After this command one can check revision numbers in alembic table:

$ butler --log-level=warning migrate show-current $repo
a07b3b60e369 (head)
77e5b803ad3f (head)
93341d68b814 (head)
635083325f20 (head)
f22a777cf382 (head)
87a30df8c8c5 (head)

(the output will match revisions from previous command with --butler option).

This UUID migration is a special what is called “one-shot” migration which changes type of the datasets manager from ByDimensionsDatasetRecordStorageManager 1.0.0 to ByDimensionsDatasetRecordStorageManagerUUID 1.0.0, revision number for latter is 2101fbf51ad3. The command that performs migration is (redirect its output to a log file in case something goes wrong):

$ butler --log-level=debug --long-log migrate upgrade --one-shot-tree datasets/int_1.0.0_to_uuid_1.0.0 $repo 2101fbf51ad3 |& tee migration.log

The migration can print some warning messages, please ignore. This command can take significant time if the database is large. It is executed in a single database transaction, if anything fails during the migration then the state is reverted to original.

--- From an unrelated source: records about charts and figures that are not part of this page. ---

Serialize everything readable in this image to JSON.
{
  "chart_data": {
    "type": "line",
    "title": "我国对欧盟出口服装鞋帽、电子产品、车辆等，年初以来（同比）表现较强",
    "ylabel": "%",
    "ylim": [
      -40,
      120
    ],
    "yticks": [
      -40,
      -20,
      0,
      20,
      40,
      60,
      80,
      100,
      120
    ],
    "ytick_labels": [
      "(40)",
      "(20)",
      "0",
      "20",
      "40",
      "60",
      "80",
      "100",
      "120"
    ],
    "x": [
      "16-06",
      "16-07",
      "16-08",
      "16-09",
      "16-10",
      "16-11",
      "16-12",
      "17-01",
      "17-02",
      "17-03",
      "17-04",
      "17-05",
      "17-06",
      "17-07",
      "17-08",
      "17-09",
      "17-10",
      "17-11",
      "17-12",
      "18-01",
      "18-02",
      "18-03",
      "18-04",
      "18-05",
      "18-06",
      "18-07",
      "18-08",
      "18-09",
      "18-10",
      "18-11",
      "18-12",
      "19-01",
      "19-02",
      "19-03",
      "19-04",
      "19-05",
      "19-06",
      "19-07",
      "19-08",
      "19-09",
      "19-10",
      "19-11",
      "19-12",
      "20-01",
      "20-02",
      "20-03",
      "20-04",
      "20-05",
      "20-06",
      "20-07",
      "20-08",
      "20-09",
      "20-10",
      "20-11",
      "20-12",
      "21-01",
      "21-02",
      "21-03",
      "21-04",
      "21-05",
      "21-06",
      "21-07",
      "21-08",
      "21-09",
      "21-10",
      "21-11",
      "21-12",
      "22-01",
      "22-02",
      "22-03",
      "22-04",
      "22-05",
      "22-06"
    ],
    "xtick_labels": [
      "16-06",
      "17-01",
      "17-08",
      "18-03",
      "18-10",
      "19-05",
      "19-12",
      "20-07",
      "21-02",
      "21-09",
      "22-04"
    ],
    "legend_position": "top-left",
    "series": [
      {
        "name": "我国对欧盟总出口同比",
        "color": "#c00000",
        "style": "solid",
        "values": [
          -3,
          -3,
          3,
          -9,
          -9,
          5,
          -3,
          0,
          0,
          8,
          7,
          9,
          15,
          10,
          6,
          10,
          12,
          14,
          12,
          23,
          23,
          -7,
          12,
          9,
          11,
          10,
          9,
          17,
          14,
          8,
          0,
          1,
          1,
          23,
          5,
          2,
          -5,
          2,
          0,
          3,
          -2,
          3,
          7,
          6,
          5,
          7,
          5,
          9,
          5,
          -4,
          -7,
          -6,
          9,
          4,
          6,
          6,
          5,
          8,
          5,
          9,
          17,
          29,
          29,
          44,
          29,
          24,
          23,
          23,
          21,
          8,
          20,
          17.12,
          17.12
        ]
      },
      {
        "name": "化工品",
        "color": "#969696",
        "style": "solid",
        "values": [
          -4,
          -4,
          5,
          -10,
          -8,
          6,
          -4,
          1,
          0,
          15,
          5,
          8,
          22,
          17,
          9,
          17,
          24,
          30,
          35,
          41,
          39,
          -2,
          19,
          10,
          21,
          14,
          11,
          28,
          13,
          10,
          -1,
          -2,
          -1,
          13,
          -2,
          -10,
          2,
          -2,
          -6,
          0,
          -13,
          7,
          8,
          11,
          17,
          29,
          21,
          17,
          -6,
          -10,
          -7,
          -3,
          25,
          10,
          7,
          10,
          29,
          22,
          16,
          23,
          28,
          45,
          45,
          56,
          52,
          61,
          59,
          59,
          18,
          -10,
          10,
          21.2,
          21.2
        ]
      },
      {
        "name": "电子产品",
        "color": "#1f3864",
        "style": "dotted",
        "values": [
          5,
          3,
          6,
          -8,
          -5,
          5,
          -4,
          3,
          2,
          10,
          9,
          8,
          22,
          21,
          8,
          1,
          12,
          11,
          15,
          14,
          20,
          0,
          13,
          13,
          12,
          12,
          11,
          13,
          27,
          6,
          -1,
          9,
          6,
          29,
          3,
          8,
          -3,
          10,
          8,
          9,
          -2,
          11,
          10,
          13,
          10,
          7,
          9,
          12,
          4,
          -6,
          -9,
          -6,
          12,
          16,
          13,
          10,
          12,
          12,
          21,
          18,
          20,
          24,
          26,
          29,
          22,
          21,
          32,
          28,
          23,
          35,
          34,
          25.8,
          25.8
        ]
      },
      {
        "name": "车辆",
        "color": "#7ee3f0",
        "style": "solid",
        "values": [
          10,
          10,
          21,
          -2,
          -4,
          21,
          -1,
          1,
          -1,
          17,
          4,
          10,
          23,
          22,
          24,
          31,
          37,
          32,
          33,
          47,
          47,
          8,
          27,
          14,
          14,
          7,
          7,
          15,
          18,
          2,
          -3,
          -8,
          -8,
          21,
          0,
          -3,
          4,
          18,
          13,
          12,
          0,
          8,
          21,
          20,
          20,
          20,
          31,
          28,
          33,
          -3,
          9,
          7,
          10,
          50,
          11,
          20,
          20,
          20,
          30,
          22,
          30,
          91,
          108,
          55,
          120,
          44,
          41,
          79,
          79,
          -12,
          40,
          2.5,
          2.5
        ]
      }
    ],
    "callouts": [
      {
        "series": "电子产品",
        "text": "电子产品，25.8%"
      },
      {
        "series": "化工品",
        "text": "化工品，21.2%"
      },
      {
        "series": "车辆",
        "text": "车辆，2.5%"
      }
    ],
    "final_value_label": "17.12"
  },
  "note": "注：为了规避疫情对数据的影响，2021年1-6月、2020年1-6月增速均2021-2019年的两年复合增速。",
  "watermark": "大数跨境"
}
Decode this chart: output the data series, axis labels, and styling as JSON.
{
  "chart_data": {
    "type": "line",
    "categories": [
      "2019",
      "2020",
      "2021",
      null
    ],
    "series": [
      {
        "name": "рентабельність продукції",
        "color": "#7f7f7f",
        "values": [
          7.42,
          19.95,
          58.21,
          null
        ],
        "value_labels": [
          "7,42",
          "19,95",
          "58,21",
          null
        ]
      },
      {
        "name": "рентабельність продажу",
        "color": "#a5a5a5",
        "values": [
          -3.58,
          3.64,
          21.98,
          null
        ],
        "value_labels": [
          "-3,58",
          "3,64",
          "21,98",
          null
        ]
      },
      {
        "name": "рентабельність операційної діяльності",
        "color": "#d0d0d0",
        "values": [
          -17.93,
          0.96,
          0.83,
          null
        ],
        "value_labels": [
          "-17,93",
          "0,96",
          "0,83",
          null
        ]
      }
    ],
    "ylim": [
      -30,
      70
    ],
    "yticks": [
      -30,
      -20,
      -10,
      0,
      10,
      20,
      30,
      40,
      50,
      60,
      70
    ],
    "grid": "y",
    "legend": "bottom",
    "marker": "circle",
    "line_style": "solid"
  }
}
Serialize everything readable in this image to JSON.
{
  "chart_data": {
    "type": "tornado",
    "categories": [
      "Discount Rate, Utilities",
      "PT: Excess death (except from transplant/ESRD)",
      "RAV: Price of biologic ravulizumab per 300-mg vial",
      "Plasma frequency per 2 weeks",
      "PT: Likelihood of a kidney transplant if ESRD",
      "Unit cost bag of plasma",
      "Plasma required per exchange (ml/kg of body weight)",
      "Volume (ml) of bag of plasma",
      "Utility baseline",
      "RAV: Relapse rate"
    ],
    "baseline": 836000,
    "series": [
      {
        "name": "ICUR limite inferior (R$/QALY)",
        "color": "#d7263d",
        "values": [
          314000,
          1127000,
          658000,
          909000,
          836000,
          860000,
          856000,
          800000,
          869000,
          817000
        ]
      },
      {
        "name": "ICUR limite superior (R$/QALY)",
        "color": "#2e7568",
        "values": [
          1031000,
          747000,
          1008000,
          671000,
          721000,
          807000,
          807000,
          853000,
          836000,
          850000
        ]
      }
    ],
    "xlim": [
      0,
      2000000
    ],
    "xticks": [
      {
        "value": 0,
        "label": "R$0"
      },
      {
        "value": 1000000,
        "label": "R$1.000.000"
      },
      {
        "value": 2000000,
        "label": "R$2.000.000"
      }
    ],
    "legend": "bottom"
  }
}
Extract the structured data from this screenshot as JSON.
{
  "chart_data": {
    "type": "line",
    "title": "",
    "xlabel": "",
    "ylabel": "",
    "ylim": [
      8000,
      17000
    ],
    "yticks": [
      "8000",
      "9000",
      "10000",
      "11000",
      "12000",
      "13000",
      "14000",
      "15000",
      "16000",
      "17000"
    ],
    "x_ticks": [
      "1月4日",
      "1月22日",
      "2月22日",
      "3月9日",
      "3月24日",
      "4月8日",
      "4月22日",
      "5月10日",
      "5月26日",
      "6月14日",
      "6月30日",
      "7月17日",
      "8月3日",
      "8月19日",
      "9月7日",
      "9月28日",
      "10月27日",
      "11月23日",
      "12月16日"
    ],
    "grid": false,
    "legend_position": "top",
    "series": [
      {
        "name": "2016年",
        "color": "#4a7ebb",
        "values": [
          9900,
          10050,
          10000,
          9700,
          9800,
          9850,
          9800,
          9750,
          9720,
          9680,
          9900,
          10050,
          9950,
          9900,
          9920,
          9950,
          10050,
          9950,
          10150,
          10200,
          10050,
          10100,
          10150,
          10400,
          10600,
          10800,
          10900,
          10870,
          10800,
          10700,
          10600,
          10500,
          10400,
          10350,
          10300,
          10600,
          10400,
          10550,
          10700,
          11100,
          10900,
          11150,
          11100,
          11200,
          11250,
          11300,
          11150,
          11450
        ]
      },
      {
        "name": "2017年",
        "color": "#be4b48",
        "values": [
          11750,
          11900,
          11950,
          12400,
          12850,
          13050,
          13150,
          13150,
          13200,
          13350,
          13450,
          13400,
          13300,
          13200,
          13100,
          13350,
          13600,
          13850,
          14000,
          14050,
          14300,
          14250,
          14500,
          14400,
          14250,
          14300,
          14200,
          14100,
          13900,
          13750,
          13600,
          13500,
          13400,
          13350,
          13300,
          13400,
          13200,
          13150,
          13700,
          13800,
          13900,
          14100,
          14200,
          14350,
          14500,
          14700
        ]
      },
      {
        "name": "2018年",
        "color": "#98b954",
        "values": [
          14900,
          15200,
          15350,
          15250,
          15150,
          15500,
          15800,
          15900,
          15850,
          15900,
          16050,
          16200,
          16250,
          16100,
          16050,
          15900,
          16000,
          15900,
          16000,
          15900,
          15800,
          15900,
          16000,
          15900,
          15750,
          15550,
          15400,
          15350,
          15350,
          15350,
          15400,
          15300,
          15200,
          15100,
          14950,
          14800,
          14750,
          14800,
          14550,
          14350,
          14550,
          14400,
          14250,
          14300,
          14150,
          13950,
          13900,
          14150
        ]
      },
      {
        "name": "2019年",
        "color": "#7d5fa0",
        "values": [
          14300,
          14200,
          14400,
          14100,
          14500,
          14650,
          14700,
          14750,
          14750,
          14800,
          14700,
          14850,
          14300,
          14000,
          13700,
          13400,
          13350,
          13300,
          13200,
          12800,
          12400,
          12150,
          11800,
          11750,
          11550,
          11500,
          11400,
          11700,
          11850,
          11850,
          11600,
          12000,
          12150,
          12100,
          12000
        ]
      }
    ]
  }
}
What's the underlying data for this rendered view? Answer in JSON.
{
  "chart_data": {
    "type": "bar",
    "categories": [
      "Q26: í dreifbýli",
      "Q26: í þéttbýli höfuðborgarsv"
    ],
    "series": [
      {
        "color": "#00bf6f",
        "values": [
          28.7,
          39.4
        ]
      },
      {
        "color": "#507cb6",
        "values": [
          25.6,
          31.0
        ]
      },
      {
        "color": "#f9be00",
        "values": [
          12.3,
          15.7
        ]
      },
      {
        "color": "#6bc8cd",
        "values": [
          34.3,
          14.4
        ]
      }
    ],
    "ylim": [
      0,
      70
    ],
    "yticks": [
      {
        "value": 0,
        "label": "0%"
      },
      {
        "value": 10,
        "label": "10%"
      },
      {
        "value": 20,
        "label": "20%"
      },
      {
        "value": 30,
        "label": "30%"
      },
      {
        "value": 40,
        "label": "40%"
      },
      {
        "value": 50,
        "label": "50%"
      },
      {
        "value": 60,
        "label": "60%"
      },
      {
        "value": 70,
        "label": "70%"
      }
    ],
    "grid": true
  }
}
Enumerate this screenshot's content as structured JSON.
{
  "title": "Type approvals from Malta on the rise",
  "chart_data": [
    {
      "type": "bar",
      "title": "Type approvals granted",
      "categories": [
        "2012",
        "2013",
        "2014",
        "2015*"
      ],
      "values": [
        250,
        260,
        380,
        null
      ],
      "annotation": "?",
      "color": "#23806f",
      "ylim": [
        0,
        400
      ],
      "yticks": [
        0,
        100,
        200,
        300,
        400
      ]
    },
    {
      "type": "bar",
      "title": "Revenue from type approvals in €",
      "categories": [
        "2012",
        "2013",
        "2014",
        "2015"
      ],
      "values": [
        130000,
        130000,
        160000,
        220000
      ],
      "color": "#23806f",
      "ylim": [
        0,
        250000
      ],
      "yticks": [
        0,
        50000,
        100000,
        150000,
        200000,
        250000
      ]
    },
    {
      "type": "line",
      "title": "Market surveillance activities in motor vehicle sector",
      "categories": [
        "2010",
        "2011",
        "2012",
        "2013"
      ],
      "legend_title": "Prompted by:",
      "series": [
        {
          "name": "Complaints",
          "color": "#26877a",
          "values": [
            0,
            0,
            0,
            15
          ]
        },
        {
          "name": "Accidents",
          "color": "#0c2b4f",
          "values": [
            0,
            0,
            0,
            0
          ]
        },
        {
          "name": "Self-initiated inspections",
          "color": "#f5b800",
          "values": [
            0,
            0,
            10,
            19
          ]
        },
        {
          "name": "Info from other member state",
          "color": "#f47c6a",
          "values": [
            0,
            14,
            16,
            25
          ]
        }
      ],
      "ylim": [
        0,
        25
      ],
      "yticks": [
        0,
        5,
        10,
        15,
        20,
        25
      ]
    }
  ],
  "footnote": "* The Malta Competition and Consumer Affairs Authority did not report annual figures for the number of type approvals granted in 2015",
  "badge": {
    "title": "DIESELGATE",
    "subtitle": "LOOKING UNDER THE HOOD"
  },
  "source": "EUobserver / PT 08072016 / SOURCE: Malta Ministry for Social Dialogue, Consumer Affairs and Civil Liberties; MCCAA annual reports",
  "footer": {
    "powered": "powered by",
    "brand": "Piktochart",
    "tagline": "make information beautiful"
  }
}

After this command completes one can check the new version numbers:

$ butler --log-level=warning migrate show-current $repo --butler
attributes: lsst.daf.butler.registry.attributes.DefaultButlerAttributeManager 1.0.0 -> f22a777cf382
collections: lsst.daf.butler.registry.collections.nameKey.NameKeyCollectionManager 2.0.0 -> 93341d68b814
datasets: lsst.daf.butler.registry.datasets.byDimensions._manager.ByDimensionsDatasetRecordStorageManagerUUID 1.0.0 -> 2101fbf51ad3
datastores: lsst.daf.butler.registry.bridge.monolithic.MonolithicDatastoreRegistryBridgeManager 0.2.0 -> a07b3b60e369
dimensions: lsst.daf.butler.registry.dimensions.static.StaticDimensionRecordStorageManager 6.0.0 -> 87a30df8c8c5
opaque: lsst.daf.butler.registry.opaque.ByNameOpaqueTableStorageManager 0.2.0 -> 77e5b803ad3f

which shows that datasets manager is recorded as ByDimensionsDatasetRecordStorageManagerUUID 1.0.0 in the database. This change also needs to be reflected in butler.yaml file. Edit the file and replace ByDimensionsDatasetRecordStorageManager with ByDimensionsDatasetRecordStorageManagerUUID:

$ vi $repo
:1,$s/ByDimensionsDatasetRecordStorageManager/ByDimensionsDatasetRecordStorageManagerUUID/
:wq

To verify that everything works after migration you can run regular butler commands, e.g.:

$ butler query-datasets $repo --collections <collection> <dataset-type>

I have just merged a new subcommand butler migrate rewrite-sqlite-registry which will create an entirely new copy of the SQLite registry of a butler repository. This will effectively switch the registry from integers to UUIDs. The original files are backed up in case something goes wrong.

To use this script you will need master of daf_butler or wait for weekly 28 to be published.